Regi tensed. “Do you need to go to the doctor?”
“No, but I should not be vertical.” Dante swung his body around in the opposite direction and then dropped back down so his head was in Regi's lap.
Regi froze, horror keeping him immobile when decency mandated that he flee. To make matters worse, Dante started stroking Regi’s arm. Those long, delicate fingers tickled Regi’s skin for a time before he stopped, and his single thumb traced circles that sent shivers through Regi.
“So, Vk and her numbers,” Dante said, oblivious about the effect he was having. “I asked Vk to take the numbers that I know. There are thirty and a half days in a month and there are twelve months in a year, and I asked her to look at the ship’s data and tell me how long I had been on the ship if we assume a Kowri day and an Earth day are close enough for government work.”
“‘Government work’?” Regi scrambled for anything to distract himself from Dante’s warm touch against his body.
“Government work,” Dante said again, but this time the syllables were so slurred that the translator could not interpret them properly. Regi could only tell what he had said because the mouth sounds mimicked the ones Dante had just pronounced.
“I have been on that ship for nineteen months,” Dante said in a tiny voice.
Regi winced. That was a significant period of time. “I am sorry you have suffered so much. I wish Divashi could have ledus to you sooner.” The goddess had helped Regi find the pirate ship, but she had not done so until the other huuman slaves had self-killed and Dante had suffered far too much.
Dante shook his head once and then grabbed Regi's arm with both hands and breathed for several minutes. “Don't say that. If you had come earlier, it might not have worked out. Maybe the pirates would've come back sooner and your whole crew would have died and I would be in space until I couldn't do it anymore and I asked Peaches to stab me. Do you think Peaches would've stabbed me if I'd asked her to?” Dante looked at the fat dop currently licking her own belly.
Given that dops carried out the will of the goddess Divashi and the goddess favored Dante, Regi expected she would have if death had been the last escape. He was endowed with infinite gratitude that the Lady had found another way to save all of them, even if it meant their original Coalition ship had gotten sucked into a black hole.
“So anyway,” Dante said, “nineteen months. I had my twenty-first birthday, and I can now legally drink. Getting drunk on your twenty-first birthday is a rite of passage.”
That explained the situation. Dante might not indulge in mind-altering substances normally, but few individuals eschewed their species’ rites of passage. It was reasonable for Dante to hold to his people’s rituals.
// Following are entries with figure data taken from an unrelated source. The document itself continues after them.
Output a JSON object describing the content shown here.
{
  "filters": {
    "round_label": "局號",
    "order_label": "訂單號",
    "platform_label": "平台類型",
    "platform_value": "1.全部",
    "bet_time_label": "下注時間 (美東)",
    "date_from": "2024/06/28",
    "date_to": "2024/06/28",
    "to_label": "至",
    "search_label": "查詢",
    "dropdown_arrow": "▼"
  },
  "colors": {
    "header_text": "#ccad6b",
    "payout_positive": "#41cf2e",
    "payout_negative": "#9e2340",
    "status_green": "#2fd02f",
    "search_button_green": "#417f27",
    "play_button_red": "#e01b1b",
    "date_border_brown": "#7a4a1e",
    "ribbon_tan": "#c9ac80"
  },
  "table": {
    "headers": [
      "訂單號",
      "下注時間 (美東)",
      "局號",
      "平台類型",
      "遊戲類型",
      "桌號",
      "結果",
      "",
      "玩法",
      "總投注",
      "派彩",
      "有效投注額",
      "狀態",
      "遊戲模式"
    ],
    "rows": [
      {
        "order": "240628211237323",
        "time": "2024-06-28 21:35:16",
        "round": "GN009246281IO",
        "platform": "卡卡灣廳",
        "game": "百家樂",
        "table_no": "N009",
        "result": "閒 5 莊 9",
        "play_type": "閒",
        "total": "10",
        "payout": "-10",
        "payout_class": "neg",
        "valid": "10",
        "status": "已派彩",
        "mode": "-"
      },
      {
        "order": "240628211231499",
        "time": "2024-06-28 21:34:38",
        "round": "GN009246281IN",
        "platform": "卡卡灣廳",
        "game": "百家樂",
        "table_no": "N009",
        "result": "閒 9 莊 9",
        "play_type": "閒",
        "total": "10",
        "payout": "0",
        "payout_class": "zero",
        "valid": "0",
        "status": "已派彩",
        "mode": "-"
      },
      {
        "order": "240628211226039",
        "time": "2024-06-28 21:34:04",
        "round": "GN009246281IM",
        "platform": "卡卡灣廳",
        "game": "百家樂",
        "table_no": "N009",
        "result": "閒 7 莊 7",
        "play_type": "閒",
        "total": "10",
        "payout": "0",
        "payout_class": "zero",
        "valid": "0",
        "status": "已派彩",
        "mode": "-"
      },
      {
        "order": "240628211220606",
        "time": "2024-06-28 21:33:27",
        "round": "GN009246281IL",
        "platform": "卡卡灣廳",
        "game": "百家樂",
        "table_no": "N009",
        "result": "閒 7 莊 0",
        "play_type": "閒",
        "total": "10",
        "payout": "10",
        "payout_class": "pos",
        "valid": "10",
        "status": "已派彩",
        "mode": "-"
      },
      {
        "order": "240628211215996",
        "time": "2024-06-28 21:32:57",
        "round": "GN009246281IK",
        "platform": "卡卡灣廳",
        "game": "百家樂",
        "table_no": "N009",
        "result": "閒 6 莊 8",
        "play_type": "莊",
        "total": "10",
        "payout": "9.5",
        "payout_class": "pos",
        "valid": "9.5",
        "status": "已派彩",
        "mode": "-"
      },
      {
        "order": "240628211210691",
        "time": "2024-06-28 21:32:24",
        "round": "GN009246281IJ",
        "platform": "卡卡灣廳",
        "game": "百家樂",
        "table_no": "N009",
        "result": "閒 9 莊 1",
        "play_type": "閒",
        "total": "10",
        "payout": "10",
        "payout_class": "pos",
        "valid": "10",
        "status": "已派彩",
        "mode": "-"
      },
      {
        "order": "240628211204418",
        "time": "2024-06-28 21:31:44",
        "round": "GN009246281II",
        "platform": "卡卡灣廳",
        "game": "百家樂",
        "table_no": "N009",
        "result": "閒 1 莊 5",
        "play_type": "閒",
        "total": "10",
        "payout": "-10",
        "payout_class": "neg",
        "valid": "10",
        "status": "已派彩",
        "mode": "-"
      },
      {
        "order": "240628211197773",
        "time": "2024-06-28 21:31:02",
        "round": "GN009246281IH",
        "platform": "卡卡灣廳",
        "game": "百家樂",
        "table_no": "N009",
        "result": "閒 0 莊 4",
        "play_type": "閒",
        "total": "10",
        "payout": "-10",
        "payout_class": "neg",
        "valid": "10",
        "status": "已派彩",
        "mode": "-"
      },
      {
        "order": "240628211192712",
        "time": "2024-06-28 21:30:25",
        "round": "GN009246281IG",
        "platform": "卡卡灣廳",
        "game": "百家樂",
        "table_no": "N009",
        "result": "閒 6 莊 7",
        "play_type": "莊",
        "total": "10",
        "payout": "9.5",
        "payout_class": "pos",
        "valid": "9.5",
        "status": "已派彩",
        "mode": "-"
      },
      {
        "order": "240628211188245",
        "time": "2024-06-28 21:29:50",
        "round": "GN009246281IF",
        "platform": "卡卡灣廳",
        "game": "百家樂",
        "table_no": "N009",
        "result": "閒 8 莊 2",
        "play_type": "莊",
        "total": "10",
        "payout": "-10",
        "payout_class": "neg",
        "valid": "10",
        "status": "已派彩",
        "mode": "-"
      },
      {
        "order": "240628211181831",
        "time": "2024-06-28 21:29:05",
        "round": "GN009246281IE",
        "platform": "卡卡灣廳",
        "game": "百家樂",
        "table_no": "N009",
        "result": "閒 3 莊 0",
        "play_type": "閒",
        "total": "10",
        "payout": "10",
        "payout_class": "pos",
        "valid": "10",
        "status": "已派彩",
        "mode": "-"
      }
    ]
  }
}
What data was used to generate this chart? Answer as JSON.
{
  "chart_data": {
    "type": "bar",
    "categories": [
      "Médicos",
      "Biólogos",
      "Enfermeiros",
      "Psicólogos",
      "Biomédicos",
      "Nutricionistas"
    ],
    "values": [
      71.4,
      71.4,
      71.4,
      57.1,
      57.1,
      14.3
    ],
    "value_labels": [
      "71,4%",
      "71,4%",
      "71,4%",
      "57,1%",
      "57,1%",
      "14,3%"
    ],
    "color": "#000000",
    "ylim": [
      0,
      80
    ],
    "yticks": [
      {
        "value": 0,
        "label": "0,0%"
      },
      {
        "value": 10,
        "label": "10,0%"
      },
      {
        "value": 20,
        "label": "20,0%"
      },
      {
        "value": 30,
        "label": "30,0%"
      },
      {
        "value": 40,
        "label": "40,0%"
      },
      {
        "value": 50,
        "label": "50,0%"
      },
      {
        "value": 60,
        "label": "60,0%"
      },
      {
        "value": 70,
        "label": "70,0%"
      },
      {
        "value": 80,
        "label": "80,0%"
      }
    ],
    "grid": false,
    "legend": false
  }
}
“Is there any way I can assist in this rite?” Regi asked. He understood this was the final boundary between growth years and adult years, and he mourned that the moment had passed on a slave ship with no one to mark such a momentous occasion.
Dante’s chest spasmed and his breathing made an odd cut-off sound that terrified Regi for the half second it took Dante to start speaking. “I think I'm a bad person.”
“You most certainly are not.” Dante had stood beside Regi in a radiation-soaked section of the ship and when they’d beentracked by Gavd monotheists. He had defended Regi’s religion to the Coalition crew and risked his life against their enemies. He was unequivocally good.
“I am bad, bad, very bad. Do you know what I miss most about home? Do you? Marengo!”
“‘Marengo’?” Regi did not know this word.